Pemerintah Provinsi Maluku Utara dan juga (bersama) provinsi-provinsi kepulauan lainnya juga diharapkan dapat lebih aktif menyuarakan kebutuhan fiskalnya melalui dokumen perencanaan dan penganggaran berbasis kewilayahan.

Penutup

Keadilan fiskal tidak cukup hanya diwujudkan dalam angka transfer, tetapi harus hadir dalam bentuk kemampuan daerah untuk memberikan pelayanan publik yang setara.

Sudah saatnya pemerintah pusat memperhitungkan realitas geografis dalam menyusun kebijakan fiskal. Maluku Utara dan provinsi kepulauan lainnya tidak bisa disamakan sepenuhnya dengan daerah daratan. Butuh pendekatan yang inklusif dan responsif terhadap tantangan laut dan pulau-pulau yang memisah.

Pengesahan UU Daerah Kepulauan akan menjadi langkah strategis untuk memastikan keadilan fiskal yang berkelanjutan.

Karena keadilan bukan sekadar jumlah yang dibagi rata, tapi sejauh mana pembagian itu mampu menjawab kebutuhan nyata tiap wilayah. Karena Indonesia bukan hanya Jakarta dan pulau Jawa, melainkan juga ribuan pulau yang menunggu dijangkau oleh keadilan anggaran.
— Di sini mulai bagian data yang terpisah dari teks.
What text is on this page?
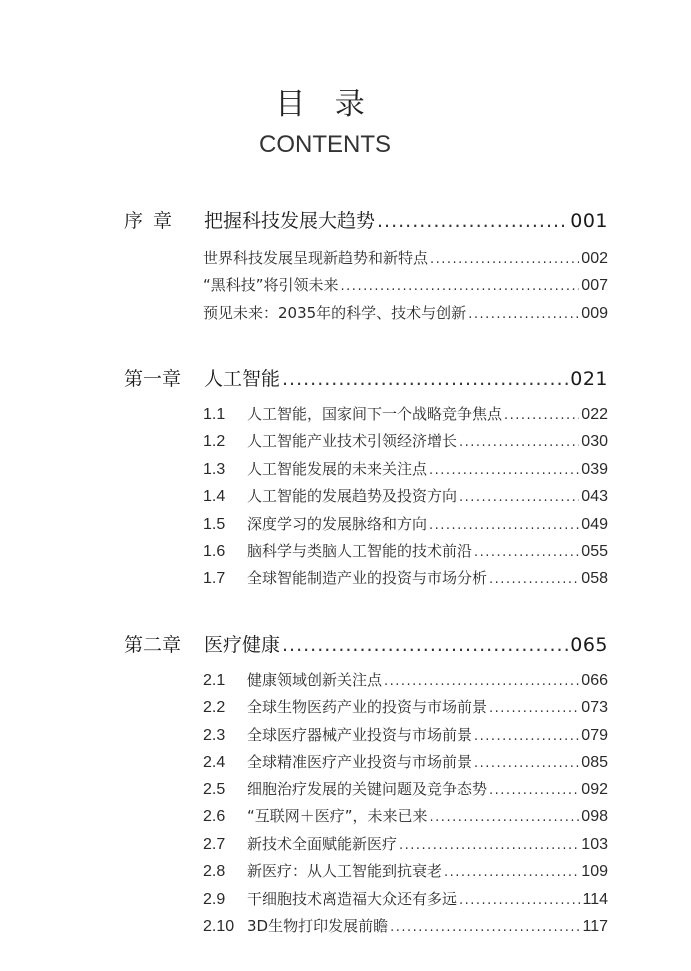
目 录
CONTENTS
序章	把握科技发展大趋势 .....	001
世界科技发展呈现新趋势和新特点 .....	002
“黑科技”将引领未来 .....	007
预见未来：2035年的科学、技术与创新 .....	009
第一章	人工智能 .....	021
1.1	人工智能，国家间下一个战略竞争焦点 .....	022
1.2	人工智能产业技术引领经济增长 .....	030
1.3	人工智能发展的未来关注点 .....	039
1.4	人工智能的发展趋势及投资方向 .....	043
1.5	深度学习的发展脉络和方向 .....	049
1.6	脑科学与类脑人工智能的技术前沿 .....	055
1.7	全球智能制造产业的投资与市场分析 .....	058
第二章	医疗健康 .....	065
2.1	健康领域创新关注点 .....	066
2.2	全球生物医药产业的投资与市场前景 .....	073
2.3	全球医疗器械产业投资与市场前景 .....	079
2.4	全球精准医疗产业投资与市场前景 .....	085
2.5	细胞治疗发展的关键问题及竞争态势 .....	092
2.6	“互联网＋医疗”，未来已来 .....	098
2.7	新技术全面赋能新医疗 .....	103
2.8	新医疗：从人工智能到抗衰老 .....	109
2.9	干细胞技术离造福大众还有多远 .....	114
2.10 3D生物打印发展前瞻 .....	117
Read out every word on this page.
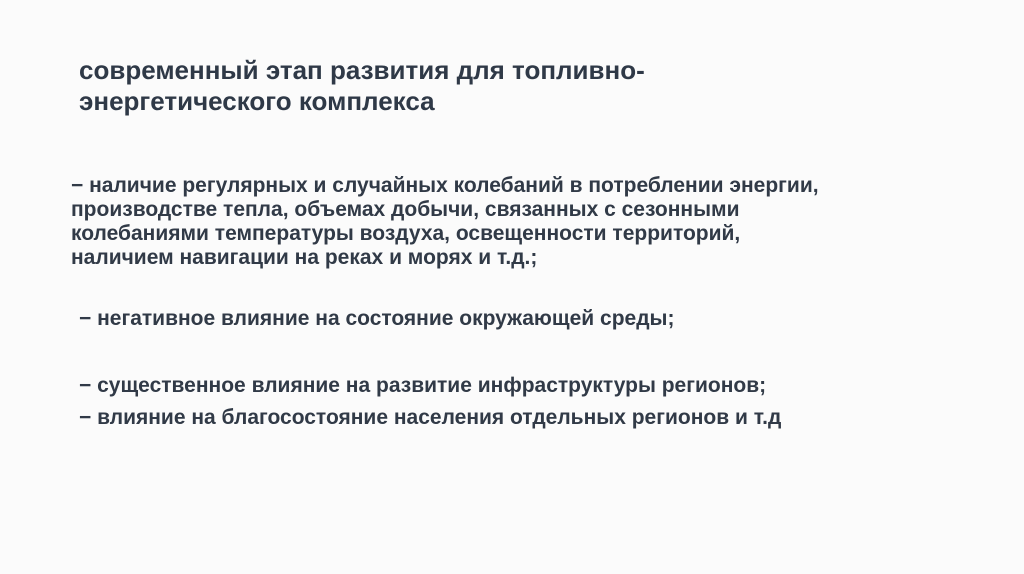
современный этап развития для топливно-
энергетического комплекса
− наличие регулярных и случайных колебаний в потреблении энергии,
производстве тепла, объемах добычи, связанных с сезонными
колебаниями температуры воздуха, освещенности территорий,
наличием навигации на реках и морях и т.д.;
− негативное влияние на состояние окружающей среды;
− существенное влияние на развитие инфраструктуры регионов;
− влияние на благосостояние населения отдельных регионов и т.д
Akhirnya, tulisan ini sekedar menjadi pengingat bersama bagi kita, khususnya para pengambil kebijakan bahwa, kita dengan kondisi alam yang melekat dengan segala keunikannya haruslah dipertimbangkan dan diperhatikan. Menjadi anugerah kah, tantangan kah, cobaan kah atau bahkan hambatan kah, semua ada di”tangan” kita. (*)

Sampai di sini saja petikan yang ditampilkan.